April 19, 2012 / 6:15 PM / 7 years ago

Heirs to French art sue Serbia over wartime seizure

PARIS (Reuters) - Three French heirs to a collection of over 400 works of art, including by 19th century painters Renoir, Matisse and Degas, have sued Serbia, saying its National Museum in Belgrade has held the works illegally since 1949.

The 429 pieces were part of a collection belonging to a prominent French art dealer and collector, Ambroise Vollard, who died in July 1939 in an accident.
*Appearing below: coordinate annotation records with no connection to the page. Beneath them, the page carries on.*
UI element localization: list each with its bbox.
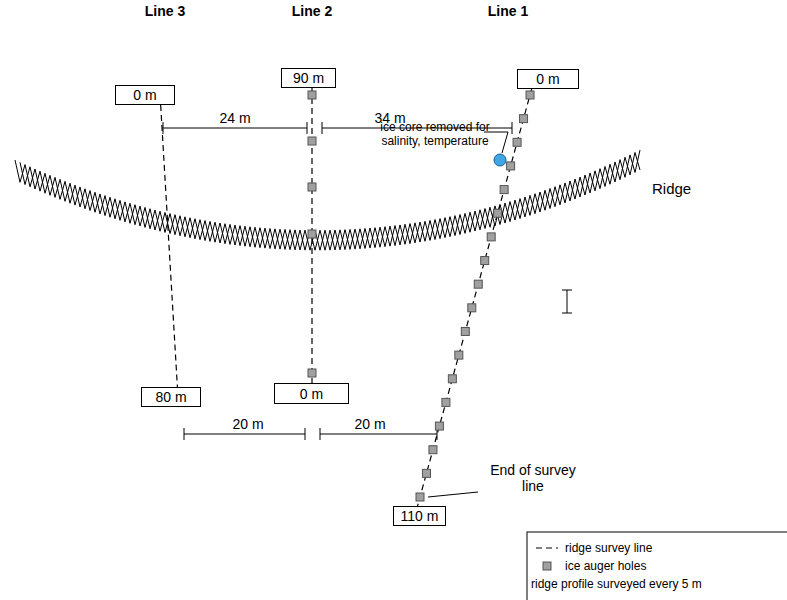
distance-box: 80 m	[141, 387, 201, 407]
ice-auger-hole	[520, 115, 528, 123]
distance-text: 110 m	[401, 508, 439, 524]
ice-auger-hole	[308, 230, 316, 238]
legend-hole-sample	[543, 562, 551, 570]
ice-auger-hole	[507, 162, 515, 170]
line-heading-text: Line 2	[292, 3, 332, 19]
line-heading: Line 1	[468, 3, 548, 19]
legend-entry: ice auger holes	[565, 559, 646, 573]
ice-auger-hole	[494, 209, 502, 217]
ice-auger-hole	[448, 375, 456, 383]
legend-box	[527, 532, 787, 600]
ice-auger-hole	[468, 304, 476, 312]
ice-auger-hole	[308, 137, 316, 145]
ice-auger-hole	[513, 138, 521, 146]
ice-auger-hole	[474, 280, 482, 288]
dimension-label: 20 m	[218, 416, 278, 432]
callout-text: ice core removed for salinity, temperatu…	[365, 121, 505, 149]
scale-bar	[562, 290, 572, 313]
dimension-bars	[163, 122, 572, 497]
legend-text: ice auger holes	[565, 559, 646, 573]
legend-line-sample	[536, 547, 558, 548]
ridge-label: Ridge	[652, 180, 722, 197]
ice-auger-hole	[435, 422, 443, 430]
line-heading-text: Line 3	[145, 3, 185, 19]
legend-text: ridge survey line	[565, 541, 652, 555]
callout-text: End of survey line	[478, 462, 588, 494]
ridge-survey-line	[161, 105, 178, 387]
ridge-zigzag	[20, 150, 640, 250]
ridge-zigzag	[15, 150, 640, 250]
distance-text: 90 m	[293, 70, 324, 86]
ridge-label-text: Ridge	[652, 180, 691, 197]
distance-text: 0 m	[536, 71, 559, 87]
distance-box: 0 m	[517, 69, 579, 89]
ice-auger-hole	[487, 233, 495, 241]
ice-auger-hole	[429, 446, 437, 454]
distance-box: 0 m	[274, 383, 349, 404]
ice-auger-hole	[308, 369, 316, 377]
callout-text-text: End of survey line	[490, 462, 576, 494]
ice-core	[494, 154, 506, 166]
dimension-label: 20 m	[340, 416, 400, 432]
line-heading: Line 3	[125, 3, 205, 19]
ice-auger-hole	[416, 493, 424, 501]
ice-auger-hole	[308, 183, 316, 191]
ice-auger-hole	[461, 327, 469, 335]
ice-auger-hole	[526, 91, 534, 99]
line-heading-text: Line 1	[488, 3, 528, 19]
dimension-label: 24 m	[205, 110, 265, 126]
ice-auger-hole	[455, 351, 463, 359]
distance-box: 0 m	[115, 85, 175, 105]
ridge-survey-line	[418, 89, 532, 506]
distance-box: 110 m	[393, 506, 446, 526]
legend-text: ridge profile surveyed every 5 m	[531, 577, 702, 591]
leader-line	[428, 492, 478, 497]
dimension-label-text: 20 m	[232, 416, 263, 432]
ice-auger-hole	[422, 469, 430, 477]
dimension-label-text: 20 m	[354, 416, 385, 432]
ice-auger-hole	[481, 257, 489, 265]
distance-box: 90 m	[281, 68, 336, 88]
distance-text: 0 m	[133, 87, 156, 103]
ice-auger-hole	[308, 91, 316, 99]
distance-text: 80 m	[155, 389, 186, 405]
legend-entry: ridge survey line	[565, 541, 652, 555]
callout-text-text: ice core removed for salinity, temperatu…	[380, 120, 489, 148]
dimension-label-text: 24 m	[219, 110, 250, 126]
distance-text: 0 m	[300, 386, 323, 402]
ice-auger-hole	[442, 398, 450, 406]
line-heading: Line 2	[272, 3, 352, 19]
legend-entry: ridge profile surveyed every 5 m	[531, 577, 702, 591]
ice-auger-hole	[500, 186, 508, 194]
As World War Two broke out in Europe, part of his collection was transferred to Yugoslavian Erih Slomovic for safekeeping, but Slomovic, who was Jewish, was subsequently arrested and killed in a concentration camp in 1943.

The Yugoslav government later requisitioned the works and placed them in the national museum.

Lawyers for the plaintiffs say the museum, which has let some of the works be exhibited internationally, is well aware of their disputed history.

“The history of the ‘Vollard/Slomovic collection’ and the legal decisions rendered in France have created an international stir for decades and no curator or museum director holding these works could be unaware of it,” wrote lawyer Francois Honnorat in the complaint filed on Wednesday, a copy of which was obtained by Reuters.

Another group of 190 paintings once owned by Vollard but left in Paris by Slomovic was similarly disputed in the courts, with the Vollard heirs ultimately winning an appeal in 1996.

The collection includes a trove of Impressionist and other 19th century art, including a still life by Paul Gauguin, lithographs from Paul Cezanne and Mary Cassatt, more than 50 pastels and drawings by Edgar Degas, and a group of works from Pierre-Auguste Renoir depicting women, dancers and guitar players.

Other great 19th and early 20th century painters whose works are found in the collection include Pierre Bonnard, Camille Pissaro and Maurice Utrillo.

The plaintiffs’ lawyers say they had alerted the Serbian embassy in Paris to the litigation, but that it had not responded.